To wzajemne oddziaływanie między limfocytami Treg a komórkami macierzystymi zależy od mechanizmu, w którym receptory glukokortykoidowe indukują produkcję białka TGF-beta3 w obrębie limfocytów T. TGF-beta3 aktywuje następnie komórki macierzyste mieszków włosowych do dzielenia się w nowe mieszki włosowe, co sprzyja wzrostowi włosów. Dodatkowe analizy potwierdziły, że szlak ten jest całkowicie niezależny od zdolności limfocytów Treg do utrzymywania równowagi immunologicznej.

Jednakże limfocyty Treg zwykle nie wytwarzają TGF-beta3, jak to miało miejsce w tym przypadku.
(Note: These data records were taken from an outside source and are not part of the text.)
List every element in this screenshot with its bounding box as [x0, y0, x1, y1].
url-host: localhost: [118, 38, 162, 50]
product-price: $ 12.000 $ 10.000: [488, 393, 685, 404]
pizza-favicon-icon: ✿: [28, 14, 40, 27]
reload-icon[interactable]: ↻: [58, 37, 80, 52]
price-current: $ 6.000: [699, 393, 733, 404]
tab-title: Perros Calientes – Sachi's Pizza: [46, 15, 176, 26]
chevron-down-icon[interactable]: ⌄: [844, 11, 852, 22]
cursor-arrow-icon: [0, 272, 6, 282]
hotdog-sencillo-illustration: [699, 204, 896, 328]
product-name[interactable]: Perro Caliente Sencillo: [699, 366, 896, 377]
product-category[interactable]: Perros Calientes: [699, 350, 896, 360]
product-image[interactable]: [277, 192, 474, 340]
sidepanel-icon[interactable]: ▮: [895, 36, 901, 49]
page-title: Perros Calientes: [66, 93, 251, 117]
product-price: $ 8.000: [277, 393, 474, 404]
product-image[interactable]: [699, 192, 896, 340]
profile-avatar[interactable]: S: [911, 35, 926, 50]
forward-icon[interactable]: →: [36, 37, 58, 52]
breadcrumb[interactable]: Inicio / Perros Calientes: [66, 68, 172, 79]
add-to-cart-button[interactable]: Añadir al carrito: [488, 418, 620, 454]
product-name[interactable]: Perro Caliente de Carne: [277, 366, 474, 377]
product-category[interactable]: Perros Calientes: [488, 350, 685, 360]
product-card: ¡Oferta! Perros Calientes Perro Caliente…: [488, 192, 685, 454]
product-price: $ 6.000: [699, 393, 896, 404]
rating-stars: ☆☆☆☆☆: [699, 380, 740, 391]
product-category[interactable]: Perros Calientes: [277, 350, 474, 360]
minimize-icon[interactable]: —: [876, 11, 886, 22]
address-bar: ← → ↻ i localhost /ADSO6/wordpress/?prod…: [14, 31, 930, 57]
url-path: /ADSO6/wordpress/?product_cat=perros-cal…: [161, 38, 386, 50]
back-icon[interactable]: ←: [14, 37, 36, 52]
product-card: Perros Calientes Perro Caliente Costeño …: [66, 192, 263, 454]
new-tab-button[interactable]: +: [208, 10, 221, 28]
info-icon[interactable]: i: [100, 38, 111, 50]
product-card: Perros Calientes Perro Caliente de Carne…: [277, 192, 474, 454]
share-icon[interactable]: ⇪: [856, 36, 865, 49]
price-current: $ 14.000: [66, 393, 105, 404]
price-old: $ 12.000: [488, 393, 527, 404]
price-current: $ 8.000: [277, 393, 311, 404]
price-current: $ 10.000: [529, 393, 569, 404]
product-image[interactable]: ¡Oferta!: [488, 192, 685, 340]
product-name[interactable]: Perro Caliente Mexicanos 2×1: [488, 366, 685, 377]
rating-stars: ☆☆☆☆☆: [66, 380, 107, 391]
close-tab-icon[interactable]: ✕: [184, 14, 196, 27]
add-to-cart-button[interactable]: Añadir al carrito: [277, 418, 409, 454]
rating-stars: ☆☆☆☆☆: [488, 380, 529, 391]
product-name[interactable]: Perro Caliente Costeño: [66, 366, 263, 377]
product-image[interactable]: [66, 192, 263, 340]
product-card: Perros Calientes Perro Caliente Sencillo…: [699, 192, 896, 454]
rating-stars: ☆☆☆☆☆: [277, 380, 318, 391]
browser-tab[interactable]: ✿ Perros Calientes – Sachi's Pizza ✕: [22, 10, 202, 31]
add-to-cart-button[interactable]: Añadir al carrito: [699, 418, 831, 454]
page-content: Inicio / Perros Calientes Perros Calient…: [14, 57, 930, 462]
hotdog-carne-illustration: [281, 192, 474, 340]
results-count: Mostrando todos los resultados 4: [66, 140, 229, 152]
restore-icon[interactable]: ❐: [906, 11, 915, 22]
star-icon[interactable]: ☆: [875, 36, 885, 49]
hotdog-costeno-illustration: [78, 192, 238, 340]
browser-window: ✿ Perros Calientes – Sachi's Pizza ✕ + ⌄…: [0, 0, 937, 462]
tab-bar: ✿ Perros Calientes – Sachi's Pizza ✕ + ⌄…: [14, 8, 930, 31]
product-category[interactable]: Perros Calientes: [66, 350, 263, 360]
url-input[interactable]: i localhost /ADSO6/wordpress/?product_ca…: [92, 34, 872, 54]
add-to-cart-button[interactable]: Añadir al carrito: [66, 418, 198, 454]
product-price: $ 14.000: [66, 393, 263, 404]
Kiedy naukowcy przeszukali bazy danych, odkryli, że zjawisko to występuje w uszkodzonych tkankach mięśni i serca.

- W ostrych przypadkach łysienia komórki odpornościowe atakują tkankę skórną, powodując utratę włosów. Zwykle stosuje się wtedy glikokortykoidy, aby zahamować reakcję immunologiczną w skórze, dzięki czemu komórki nie atakują mieszków włosowych - mówi Zheng. - Stosowanie glikokortykoidów przynosi podwójną korzyść: pobudza komórki Treg w skórze do produkcji TGF-beta3, stymulując aktywację komórek macierzystych mieszków włosowych – tłumaczy.

Badanie to ujawniło, że komórki Treg i hormony glikokortykoidowe nie są tylko środkami immunosupresyjnymi, ale pełnią również funkcję regeneracyjną. W następnej kolejności naukowcy przyjrzą się innym modelom urazów i wyizolują komórki Treg z uszkodzonych tkanek, aby monitorować zwiększony poziom TGF-beta3 i innych czynników wzrostu.